Scientists, including those of Indian origin, have identified the farthest gamma-ray blazars, a type of galaxy whose intense emissions are powered by supersized black holes, by using NASA's Fermi Gamma-ray Space Telescope.
Light from the most distant object began its journey to us when the universe was 1.4 billion years old, or nearly 10 per cent of its present age.
"Despite their youth, these far-flung blazars host some of the most massive black holes known," said Roopesh Ojha, an astronomer at NASA's Goddard Space Flight Centre in the US.
"That they developed so early in cosmic history challenges current ideas of how supermassive black holes form and grow, and we want to find more of these objects to help us better understand the process," Ojha said.
Blazars constitute roughly half of the gamma-ray sources detected by Fermi's Large Area Telescope (LAT).
Astronomers think their high-energy emissions are powered by matter heated and torn apart as it falls from a storage, or accretion, disk toward a supermassive black hole with a million or more times the Sun's mass.
A small part of this infalling material becomes redirected into a pair of particle jets, which blast outward in opposite directions at nearly the speed of light.
Blazars appear bright in all forms of light, including gamma rays, the highest-energy light, when one of the jets happens to point almost directly toward us.
Researchers led by Vaidehi Paliya and Marco Ajello at
Clemson University in South Carolina began by searching for the most distant sources in a catalogue of 1.4 million quasars, a galaxy class closely related to blazars.

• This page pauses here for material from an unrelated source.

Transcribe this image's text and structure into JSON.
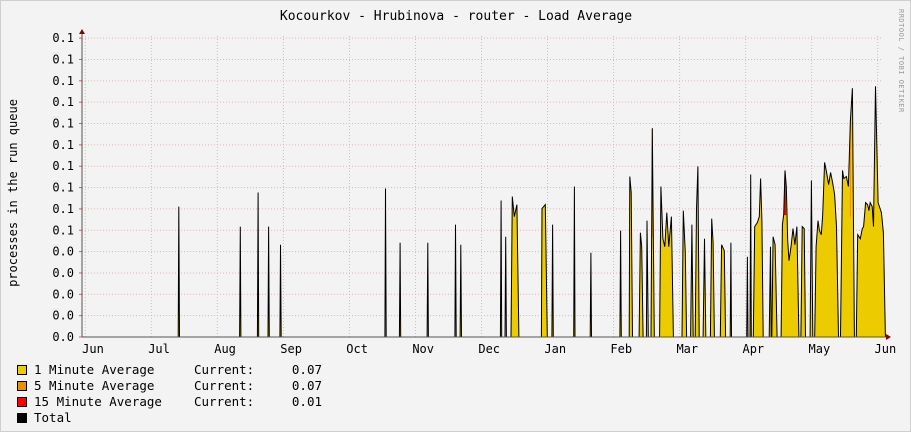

Since only the brightest sources can be detected at great cosmic distances, they then eliminated all but the brightest objects at radio wavelengths from the list.
With a final sample of about 1,100 objects, the scientists then examined LAT data for all of them, resulting in the detection of five new gamma-ray blazars.
The light we now detect from them started on its way when the universe was between 1.9 and 1.4 billion years old, researchers said.
"Once we found these sources, we collected all the available multiwavelength data on them and derived properties like the black hole mass, the accretion disk luminosity, and the jet power," said Paliya.
Two of the blazars boast black holes of a billion solar asses or more. All of the objects possess extremely luminous accretion disks that emit more than two trillion times the energy output of our Sun.
This means matter is continuously falling inward, corralled into a disk and heated before making the final plunge to the black hole.
The study was published in The Astrophysical Journal Letters....